1.8 - Penetration Testing Flashcards
Define Penetration Test.
A test that simulates an attack. It is similar to vulnerability scanning, except the point is to exploit the vulnerabilities.
Define the Rules of Engagement for pentesting.
An important document that defines the purpose and scope, the type of testing and the schedule, and the rules for the test.
What is the typical process of a pentest?
1) Initial Exploitation (Entry)
2) Lateral movement (Move from system to system
internally as the inside is relatively unprotected)
3) Persistence (Make sure there is a way back in)
- Set up a backdoor
- Build user accounts
-Change or verify default passwords
4) The pivot (gain access to systems that would
normally not be accessible and use a vulnerable
system as a proxy or relay)
What is the typical process of a pentest aftermath?
1) Cleanup (remove vulnerabilities, backdoors, and
user accounts/ Leave the network in its original
state
2) Bug bounty (if applicable)
Define Reconnaissance in pentesting.
Gathering information before the actual pentest. This can include: creating a network map, finding the attack area, understanding the security posture, etc.
Define Passive Footprinting.
Using sources outside the network to gather information on the network that you plan to pentest. This can include: Social Media, Dumpster Diving, Social Engineering, Online Forums, Corporate Web Site, or rival business organizations.
What is OSINT and how is it applicable?
Open Source Intelligence
It can be used in Passive Footprinting to gather information on exploits that is commonly known.

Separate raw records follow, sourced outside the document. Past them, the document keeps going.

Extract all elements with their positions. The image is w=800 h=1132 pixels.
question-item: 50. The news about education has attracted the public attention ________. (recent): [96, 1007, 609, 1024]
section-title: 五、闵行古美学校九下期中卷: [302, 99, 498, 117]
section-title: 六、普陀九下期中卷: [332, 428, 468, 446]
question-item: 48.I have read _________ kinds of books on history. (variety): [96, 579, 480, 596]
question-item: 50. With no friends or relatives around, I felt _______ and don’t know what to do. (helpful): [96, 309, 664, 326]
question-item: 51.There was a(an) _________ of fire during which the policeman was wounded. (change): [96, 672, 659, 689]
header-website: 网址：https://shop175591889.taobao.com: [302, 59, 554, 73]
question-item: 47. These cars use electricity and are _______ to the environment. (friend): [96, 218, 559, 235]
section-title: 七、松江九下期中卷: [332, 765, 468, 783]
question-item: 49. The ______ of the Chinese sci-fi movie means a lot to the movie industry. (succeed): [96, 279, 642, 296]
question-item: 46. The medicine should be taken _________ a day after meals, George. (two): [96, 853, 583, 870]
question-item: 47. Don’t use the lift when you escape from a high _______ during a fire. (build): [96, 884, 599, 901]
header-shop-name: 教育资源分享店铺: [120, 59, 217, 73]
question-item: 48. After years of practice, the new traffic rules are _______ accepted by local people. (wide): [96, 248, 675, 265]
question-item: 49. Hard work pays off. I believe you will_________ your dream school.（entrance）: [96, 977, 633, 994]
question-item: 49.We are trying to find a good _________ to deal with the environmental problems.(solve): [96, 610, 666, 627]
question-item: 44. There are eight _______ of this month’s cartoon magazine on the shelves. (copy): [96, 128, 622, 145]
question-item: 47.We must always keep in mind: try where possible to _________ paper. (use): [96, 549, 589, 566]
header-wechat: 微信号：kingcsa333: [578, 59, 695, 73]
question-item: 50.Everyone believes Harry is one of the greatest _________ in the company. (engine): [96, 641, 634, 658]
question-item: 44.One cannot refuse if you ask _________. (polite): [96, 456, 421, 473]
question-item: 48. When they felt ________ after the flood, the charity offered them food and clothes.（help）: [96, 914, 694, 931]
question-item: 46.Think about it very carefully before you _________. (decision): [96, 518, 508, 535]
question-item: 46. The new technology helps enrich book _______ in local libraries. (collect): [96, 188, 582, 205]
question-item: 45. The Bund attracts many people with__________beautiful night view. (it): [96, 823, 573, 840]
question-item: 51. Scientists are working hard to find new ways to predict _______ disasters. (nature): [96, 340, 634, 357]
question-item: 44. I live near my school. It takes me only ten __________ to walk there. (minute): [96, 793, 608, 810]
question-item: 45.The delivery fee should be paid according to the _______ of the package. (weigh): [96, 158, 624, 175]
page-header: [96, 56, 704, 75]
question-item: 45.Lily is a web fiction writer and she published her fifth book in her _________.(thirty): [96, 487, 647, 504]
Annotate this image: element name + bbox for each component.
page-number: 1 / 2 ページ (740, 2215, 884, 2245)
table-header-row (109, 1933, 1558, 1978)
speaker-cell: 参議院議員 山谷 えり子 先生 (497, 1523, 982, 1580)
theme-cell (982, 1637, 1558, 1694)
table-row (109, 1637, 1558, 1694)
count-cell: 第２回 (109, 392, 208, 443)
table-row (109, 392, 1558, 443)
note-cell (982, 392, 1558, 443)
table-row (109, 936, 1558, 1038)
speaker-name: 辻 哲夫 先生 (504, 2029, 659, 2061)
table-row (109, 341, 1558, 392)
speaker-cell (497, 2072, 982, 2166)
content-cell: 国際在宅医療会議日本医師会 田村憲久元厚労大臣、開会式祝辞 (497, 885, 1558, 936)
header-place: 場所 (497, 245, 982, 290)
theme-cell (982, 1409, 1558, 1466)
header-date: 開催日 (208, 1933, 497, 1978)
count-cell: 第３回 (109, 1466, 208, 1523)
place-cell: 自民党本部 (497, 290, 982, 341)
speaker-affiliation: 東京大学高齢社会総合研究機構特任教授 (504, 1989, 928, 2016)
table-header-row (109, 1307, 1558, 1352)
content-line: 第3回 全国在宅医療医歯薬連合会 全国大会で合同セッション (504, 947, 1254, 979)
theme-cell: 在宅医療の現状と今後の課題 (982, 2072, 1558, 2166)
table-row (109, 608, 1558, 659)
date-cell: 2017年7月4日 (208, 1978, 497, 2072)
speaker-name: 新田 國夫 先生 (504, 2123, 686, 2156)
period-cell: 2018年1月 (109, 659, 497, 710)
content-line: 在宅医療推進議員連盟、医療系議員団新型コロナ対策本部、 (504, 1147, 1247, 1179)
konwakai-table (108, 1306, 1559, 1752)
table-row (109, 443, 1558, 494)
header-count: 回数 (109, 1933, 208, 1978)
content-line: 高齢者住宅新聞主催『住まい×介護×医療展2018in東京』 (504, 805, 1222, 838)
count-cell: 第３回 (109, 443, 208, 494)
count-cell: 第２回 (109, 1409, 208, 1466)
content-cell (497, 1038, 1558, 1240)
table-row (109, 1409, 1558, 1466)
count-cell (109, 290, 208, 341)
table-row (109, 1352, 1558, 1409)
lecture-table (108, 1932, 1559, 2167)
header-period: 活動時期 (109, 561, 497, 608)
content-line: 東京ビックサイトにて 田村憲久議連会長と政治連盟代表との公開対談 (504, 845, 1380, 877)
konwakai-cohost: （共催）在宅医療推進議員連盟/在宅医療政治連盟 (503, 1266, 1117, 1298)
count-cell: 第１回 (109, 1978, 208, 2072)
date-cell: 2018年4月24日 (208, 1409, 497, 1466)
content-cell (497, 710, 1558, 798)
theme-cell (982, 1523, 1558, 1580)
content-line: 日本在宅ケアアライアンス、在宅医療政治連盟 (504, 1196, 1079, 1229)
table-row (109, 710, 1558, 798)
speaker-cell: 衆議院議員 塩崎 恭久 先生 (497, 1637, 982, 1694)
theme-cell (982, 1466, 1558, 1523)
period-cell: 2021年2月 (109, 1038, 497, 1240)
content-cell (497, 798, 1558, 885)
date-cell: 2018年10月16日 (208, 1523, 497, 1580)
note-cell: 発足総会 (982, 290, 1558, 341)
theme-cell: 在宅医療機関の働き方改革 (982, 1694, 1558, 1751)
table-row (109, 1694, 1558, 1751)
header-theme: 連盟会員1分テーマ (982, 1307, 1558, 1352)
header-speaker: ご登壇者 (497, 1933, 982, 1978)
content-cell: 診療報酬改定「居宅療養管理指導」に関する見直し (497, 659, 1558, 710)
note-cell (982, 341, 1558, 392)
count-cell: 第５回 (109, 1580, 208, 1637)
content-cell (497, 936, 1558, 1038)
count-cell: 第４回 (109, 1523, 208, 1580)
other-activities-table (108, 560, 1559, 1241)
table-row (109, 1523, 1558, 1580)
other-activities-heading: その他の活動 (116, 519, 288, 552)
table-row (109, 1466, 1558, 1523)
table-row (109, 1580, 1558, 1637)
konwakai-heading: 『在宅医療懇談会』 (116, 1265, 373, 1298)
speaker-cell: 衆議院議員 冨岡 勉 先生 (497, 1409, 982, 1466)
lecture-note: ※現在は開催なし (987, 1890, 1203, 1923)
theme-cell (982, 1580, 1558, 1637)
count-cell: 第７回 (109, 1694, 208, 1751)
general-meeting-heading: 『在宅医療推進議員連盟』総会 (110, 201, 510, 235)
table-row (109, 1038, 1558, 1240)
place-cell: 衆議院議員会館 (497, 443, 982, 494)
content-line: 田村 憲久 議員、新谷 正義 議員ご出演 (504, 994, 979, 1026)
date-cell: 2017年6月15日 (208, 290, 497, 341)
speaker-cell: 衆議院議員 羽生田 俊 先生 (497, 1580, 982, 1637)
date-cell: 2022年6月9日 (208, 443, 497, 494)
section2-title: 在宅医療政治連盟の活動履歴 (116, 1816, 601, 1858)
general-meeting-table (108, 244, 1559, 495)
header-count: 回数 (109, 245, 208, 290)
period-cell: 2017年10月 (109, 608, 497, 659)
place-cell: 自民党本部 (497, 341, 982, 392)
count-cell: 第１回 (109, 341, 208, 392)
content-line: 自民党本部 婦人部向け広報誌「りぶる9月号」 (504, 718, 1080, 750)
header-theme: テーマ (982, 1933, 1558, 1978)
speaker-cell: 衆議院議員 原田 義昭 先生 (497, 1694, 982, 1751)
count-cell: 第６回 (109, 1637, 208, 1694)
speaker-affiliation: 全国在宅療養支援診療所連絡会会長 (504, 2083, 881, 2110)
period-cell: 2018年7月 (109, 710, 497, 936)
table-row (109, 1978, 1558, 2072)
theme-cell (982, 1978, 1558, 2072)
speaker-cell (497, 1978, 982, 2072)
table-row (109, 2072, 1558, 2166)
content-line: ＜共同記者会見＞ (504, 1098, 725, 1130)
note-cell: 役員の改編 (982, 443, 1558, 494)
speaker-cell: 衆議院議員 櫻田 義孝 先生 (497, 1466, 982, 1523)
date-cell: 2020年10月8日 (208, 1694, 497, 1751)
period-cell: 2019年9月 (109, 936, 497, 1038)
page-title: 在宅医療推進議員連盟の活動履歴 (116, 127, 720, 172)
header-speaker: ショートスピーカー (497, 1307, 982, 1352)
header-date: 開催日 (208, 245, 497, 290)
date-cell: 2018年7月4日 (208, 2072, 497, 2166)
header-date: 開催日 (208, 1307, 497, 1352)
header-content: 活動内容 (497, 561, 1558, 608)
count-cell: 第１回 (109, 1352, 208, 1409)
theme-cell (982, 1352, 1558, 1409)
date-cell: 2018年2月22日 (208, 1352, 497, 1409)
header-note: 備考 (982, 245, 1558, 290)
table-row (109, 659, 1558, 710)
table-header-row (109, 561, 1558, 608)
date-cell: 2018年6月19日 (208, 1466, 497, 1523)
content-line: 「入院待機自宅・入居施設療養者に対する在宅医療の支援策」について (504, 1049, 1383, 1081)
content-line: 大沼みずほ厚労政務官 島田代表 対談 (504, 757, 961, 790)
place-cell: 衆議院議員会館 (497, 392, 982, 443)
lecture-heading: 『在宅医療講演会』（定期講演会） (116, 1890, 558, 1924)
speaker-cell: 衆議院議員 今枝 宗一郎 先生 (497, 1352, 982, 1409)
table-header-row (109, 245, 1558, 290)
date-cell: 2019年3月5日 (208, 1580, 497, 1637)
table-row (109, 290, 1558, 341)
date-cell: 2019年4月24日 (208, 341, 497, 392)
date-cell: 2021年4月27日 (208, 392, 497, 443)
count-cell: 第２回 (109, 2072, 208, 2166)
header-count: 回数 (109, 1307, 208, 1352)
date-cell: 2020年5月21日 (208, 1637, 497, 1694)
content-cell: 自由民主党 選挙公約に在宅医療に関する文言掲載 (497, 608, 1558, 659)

Define Wardriving and Warflying.
Using drones or your vehicle to drive around and gather as much information on a WiFi network as you can. This can include the SSID, encryption method, strength, etc. This can be used in Passive Footprinting.
Define Active Footprinting.
Scanning the exterior security measures in a network to determine weaknesses beforehand. This can include: what network traffic and logs are visible, ping scans and port scans, DNS queries, OS scans and OS fingerprinting, or Service scans and version scans. These reconnaissance tasks are visible in contrary to Passive Footprinting.
List out the different security teams.
1) Red Team
2) Blue Team
3) Purple Team
4) White Team
What role does the red team play?
They are the team that is doing the pentest (offensive security team). They are the ones who will be exploiting vulnerabilities that they find via social engineering, web application scanning, etc.
What role does the blue team play?
They are team defending from the pentest. They are in charge of keeping the network up to date and secure.
What role does the purple team play?
A team that combines both red and blue teams. The red team fills the blue team in on any vulnerabilities that they find.
What role does the White Team play?
They act as referees between the red team and the blue team. They enforce rules, resolve issues, and determine the score. They manage the post-event assessments.